Create the State Machine
The state machine is a basic decision tree. We get our preference choice from our frontend based on the user's decision. We connect our state machine to the email Lambda function with the ARN (Amazon Resource Name) address. The ARN is a unique identifier that helps us select a specific resource.
Our state machine can now pass information back and forth with our Lambda function.
Create API and Lambda Function to communicate with Frontend User Response
The next Lambda function will help connect our API and State Machine. The information flow will occur like this:
User enters information -> Frontend posts info to API -> API runs the Lambda function -> Triggers the state machine.
This now provides all the appropriate information needed to send the correct messaging along. I created the Lambda function along with an IAM role so it could communicate with the API.
Creating the Frontend
I learned a lot in this process...but I learned the most from debugging the application. Finding when and where errors occur really helps gain a deeper understanding of how the services interact.
Error #1 Failure to Fetch
var API_Endpoint = "myapiendpoint.amazon.aws.com/test "
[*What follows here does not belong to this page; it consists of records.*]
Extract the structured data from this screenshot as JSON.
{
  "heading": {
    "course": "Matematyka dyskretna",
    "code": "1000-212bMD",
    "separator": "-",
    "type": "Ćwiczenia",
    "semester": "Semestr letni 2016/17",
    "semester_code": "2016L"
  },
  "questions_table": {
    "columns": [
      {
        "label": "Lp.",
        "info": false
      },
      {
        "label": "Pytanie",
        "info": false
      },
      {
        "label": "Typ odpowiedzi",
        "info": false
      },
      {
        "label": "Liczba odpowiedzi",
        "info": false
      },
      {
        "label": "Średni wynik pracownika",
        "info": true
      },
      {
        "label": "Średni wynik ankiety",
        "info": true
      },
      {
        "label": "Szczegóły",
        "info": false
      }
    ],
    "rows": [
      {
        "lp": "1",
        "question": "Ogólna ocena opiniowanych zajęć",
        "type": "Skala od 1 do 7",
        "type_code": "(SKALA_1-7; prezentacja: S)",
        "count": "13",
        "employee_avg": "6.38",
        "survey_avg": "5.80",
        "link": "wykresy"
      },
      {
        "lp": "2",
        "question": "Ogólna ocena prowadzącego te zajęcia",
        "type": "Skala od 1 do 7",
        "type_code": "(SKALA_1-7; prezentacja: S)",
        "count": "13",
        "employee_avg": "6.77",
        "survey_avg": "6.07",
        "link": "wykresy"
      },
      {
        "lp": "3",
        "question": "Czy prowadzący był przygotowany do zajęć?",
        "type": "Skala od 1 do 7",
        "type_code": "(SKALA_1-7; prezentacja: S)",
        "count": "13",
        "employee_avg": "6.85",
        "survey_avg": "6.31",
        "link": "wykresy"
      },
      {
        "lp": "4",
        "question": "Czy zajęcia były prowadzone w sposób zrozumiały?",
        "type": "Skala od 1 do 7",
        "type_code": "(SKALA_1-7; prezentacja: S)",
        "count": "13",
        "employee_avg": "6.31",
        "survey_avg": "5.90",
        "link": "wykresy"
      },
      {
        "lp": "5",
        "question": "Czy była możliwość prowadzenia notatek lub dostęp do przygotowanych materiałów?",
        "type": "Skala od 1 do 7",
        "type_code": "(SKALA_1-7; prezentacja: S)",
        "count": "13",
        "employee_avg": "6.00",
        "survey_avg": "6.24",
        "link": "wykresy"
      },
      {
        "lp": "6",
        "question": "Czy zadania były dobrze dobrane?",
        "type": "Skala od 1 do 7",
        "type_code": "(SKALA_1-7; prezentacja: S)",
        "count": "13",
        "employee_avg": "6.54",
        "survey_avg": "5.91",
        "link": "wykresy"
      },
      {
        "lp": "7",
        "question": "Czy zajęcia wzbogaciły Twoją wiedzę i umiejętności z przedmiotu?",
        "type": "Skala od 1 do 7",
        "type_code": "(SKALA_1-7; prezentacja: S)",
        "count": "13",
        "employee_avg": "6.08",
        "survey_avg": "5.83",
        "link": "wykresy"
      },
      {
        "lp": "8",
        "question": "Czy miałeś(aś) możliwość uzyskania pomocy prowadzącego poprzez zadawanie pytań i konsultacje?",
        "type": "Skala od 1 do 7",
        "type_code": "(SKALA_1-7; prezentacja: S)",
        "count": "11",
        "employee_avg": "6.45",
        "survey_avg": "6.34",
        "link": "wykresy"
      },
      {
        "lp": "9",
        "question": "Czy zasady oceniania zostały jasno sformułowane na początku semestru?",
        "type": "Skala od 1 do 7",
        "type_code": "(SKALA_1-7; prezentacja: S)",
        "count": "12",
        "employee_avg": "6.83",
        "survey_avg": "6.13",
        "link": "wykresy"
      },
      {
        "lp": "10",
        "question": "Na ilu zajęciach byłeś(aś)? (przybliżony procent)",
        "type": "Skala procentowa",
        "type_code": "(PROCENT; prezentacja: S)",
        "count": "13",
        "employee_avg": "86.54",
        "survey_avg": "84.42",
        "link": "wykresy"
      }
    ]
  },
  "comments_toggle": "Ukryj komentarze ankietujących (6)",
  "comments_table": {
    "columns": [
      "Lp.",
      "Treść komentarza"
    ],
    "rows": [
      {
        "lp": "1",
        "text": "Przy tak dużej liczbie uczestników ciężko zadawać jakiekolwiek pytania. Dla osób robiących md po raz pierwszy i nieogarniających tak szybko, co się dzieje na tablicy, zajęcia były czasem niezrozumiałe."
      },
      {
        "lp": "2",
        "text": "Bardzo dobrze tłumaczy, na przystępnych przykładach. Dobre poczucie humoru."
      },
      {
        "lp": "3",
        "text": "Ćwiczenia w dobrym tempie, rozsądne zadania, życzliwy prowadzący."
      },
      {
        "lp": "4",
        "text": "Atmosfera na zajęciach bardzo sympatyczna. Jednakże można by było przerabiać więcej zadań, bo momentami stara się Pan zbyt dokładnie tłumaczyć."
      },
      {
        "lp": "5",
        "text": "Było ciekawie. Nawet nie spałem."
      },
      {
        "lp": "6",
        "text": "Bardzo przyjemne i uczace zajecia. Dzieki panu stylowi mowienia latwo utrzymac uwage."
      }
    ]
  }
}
It's easy to say that was embarrassing, but I indirectly learned a ton through the debugging process. If I caught the error initially, I would have saved a lot of time, but I wouldn't have dug into how all these services interact. Although it was frustrating, in retrospect I gained a deeper understanding of these AWS services.
Error #2 Invalid ARN
This was another simple error, and this only showed up after I fixed the first one. The reason being is that the information never loaded correctly due to the first error, so it never got triggered until after the fact.
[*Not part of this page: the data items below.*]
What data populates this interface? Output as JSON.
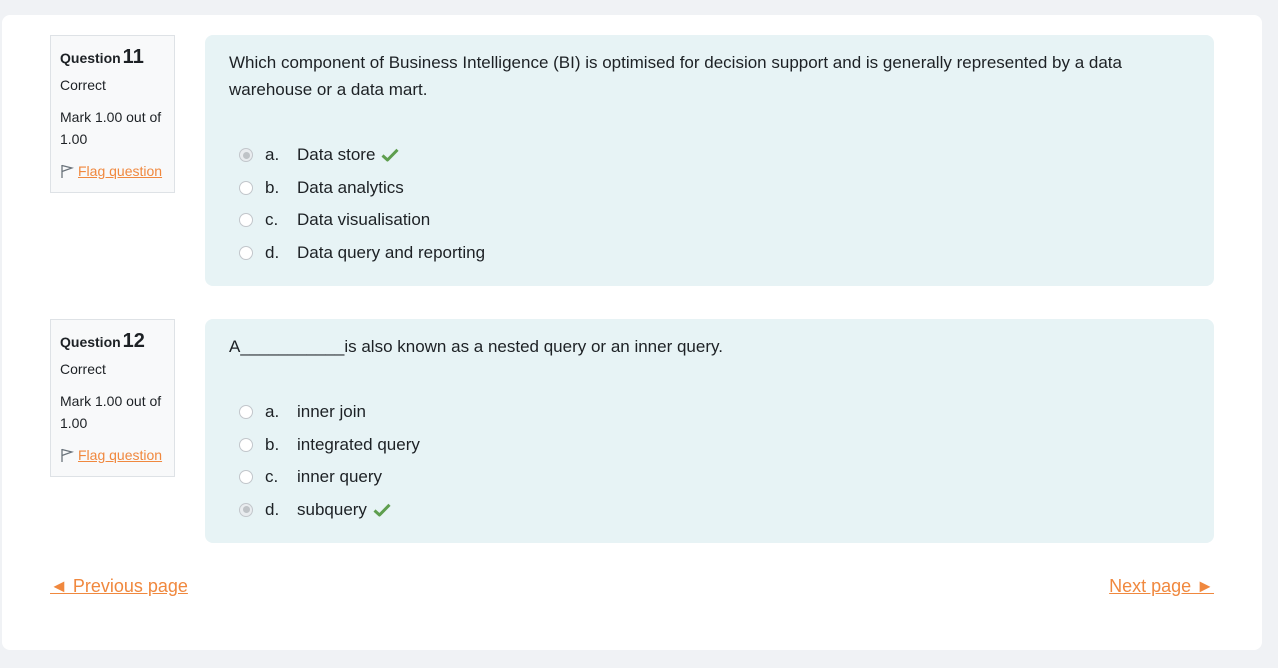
{
  "questions": [
    {
      "label": "Question",
      "number": "11",
      "state": "Correct",
      "grade": "Mark 1.00 out of 1.00",
      "flag_label": "Flag question",
      "text": "Which component of Business Intelligence (BI) is optimised for decision support and is generally represented by a data warehouse or a data mart.",
      "answers": [
        {
          "letter": "a.",
          "text": "Data store",
          "selected": true,
          "correct": true
        },
        {
          "letter": "b.",
          "text": "Data analytics",
          "selected": false,
          "correct": false
        },
        {
          "letter": "c.",
          "text": "Data visualisation",
          "selected": false,
          "correct": false
        },
        {
          "letter": "d.",
          "text": "Data query and reporting",
          "selected": false,
          "correct": false
        }
      ]
    },
    {
      "label": "Question",
      "number": "12",
      "state": "Correct",
      "grade": "Mark 1.00 out of 1.00",
      "flag_label": "Flag question",
      "text": "A___________is also known as a nested query or an inner query.",
      "answers": [
        {
          "letter": "a.",
          "text": "inner join",
          "selected": false,
          "correct": false
        },
        {
          "letter": "b.",
          "text": "integrated query",
          "selected": false,
          "correct": false
        },
        {
          "letter": "c.",
          "text": "inner query",
          "selected": false,
          "correct": false
        },
        {
          "letter": "d.",
          "text": "subquery",
          "selected": true,
          "correct": true
        }
      ]
    }
  ],
  "navigation": {
    "prev_label": "◄ Previous page",
    "next_label": "Next page ►"
  },
  "colors": {
    "link": "#f0883e",
    "check": "#5e9e4e",
    "question_bg": "#e7f3f5"
  },
  "icons": {
    "flag": "flag-icon",
    "correct": "check-icon"
  }
}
The ARN I had in the Lambda handler looked correct, but when I went to double-check I noticed that I copy/pasted the ARN from the IAM role (located below the ARN of the state machine), instead of the actual ARN of the state machine itself. Another simple mistake, but this one only took me about 30 seconds to fix.
After that, I had the application up and running. I tested the application by sending an email and text...and success!!!
And the email below:
It felt good to work through the small errors I encountered while deploying this application. I dread running into random bugs, but I always have a sense of accomplishment and understanding after the fact. It always ends up being a great use of time because I learn so much faster this way.
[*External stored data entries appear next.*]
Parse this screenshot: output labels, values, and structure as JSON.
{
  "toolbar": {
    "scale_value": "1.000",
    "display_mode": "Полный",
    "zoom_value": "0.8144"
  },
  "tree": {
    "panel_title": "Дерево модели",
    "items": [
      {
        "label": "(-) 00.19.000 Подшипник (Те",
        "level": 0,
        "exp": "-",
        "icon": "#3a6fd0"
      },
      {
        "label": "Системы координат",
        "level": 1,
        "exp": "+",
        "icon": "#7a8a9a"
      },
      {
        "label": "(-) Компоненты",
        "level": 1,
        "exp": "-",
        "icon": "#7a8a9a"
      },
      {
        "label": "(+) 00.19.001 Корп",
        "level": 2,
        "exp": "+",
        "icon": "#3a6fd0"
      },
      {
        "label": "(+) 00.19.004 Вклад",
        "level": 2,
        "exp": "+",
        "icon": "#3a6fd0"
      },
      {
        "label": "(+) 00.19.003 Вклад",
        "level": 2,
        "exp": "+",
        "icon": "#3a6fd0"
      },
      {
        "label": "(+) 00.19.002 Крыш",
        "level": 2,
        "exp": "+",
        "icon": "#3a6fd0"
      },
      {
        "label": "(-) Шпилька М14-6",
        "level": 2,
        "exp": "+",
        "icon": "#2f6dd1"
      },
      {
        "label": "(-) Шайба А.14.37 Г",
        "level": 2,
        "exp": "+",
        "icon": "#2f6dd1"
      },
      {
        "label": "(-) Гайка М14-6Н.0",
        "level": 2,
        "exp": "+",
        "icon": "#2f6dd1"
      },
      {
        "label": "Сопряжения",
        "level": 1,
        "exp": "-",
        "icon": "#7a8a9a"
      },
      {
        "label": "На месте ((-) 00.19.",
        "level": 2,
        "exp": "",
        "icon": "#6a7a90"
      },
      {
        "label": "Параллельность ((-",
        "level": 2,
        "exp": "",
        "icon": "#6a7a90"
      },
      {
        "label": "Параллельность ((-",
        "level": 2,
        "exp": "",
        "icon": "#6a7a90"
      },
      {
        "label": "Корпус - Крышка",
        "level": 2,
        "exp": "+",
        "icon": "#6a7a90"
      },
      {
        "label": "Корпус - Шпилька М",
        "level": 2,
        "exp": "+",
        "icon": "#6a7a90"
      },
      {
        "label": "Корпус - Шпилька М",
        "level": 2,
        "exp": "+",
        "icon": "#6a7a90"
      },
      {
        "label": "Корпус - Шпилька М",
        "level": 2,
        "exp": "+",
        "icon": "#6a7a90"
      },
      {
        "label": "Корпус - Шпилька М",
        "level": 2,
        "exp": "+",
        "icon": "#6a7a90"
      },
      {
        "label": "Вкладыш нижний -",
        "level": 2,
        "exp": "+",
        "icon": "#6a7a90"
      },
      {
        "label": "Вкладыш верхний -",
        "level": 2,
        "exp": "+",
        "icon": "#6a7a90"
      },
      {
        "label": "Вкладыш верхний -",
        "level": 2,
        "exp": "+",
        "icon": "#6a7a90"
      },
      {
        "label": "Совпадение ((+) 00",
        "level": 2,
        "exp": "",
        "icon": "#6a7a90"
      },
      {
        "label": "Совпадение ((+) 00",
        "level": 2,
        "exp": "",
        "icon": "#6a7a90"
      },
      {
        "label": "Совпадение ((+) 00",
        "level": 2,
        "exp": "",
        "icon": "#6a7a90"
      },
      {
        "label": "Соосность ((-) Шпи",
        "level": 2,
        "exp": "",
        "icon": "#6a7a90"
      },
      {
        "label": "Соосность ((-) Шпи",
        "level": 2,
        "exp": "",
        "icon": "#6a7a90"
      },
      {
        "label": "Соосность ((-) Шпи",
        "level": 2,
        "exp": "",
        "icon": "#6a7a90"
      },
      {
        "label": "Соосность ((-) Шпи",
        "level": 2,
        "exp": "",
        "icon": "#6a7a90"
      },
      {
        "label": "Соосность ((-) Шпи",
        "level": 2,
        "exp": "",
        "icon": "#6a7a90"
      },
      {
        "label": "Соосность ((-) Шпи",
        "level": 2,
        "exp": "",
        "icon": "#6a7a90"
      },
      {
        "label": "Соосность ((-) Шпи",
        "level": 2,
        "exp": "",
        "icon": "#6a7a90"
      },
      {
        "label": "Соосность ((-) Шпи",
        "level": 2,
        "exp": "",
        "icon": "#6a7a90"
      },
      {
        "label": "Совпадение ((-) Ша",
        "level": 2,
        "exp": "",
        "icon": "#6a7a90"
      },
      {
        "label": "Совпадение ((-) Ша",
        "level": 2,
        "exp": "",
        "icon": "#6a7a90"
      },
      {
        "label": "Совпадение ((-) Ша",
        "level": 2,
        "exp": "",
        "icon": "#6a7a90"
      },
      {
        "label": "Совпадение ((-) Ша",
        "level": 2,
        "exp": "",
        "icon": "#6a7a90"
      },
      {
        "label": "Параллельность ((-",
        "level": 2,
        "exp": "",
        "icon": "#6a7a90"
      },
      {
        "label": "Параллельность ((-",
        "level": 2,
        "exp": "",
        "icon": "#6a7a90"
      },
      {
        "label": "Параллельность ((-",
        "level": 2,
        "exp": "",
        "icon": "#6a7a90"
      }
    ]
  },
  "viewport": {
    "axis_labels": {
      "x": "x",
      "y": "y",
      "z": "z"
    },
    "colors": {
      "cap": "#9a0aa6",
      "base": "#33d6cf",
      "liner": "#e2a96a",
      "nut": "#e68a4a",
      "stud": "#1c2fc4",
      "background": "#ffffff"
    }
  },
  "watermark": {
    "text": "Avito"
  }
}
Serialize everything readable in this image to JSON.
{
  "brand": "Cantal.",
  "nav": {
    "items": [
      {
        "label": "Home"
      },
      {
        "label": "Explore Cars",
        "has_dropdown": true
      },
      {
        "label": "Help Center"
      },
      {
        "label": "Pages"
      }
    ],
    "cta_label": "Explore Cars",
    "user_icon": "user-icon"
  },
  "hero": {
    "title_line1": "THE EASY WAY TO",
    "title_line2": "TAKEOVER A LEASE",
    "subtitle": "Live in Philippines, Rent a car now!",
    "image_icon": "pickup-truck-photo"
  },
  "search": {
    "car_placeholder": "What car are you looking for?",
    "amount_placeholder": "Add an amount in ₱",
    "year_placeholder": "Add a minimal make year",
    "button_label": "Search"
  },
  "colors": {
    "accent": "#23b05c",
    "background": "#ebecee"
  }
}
This project definitely reinforced my knowledge of Lambda functions. They are an extremely useful, versatile resource in AWS. Building out API's is always a very fun thing to do...once you get them working. I have worked with the majority of these services before in different workflows. It was great to gain experience working with multiple Lambda functions.
The step function was a whole new experience. I love the visual flow chart for the input preferences. Any time you get a chance to visualize code, it really helps with understanding the fundamentals behind it.
Configuring any backend can be difficult, but with time and patience, you can create a well-designed framework that can scale when needed. These are great skills to have!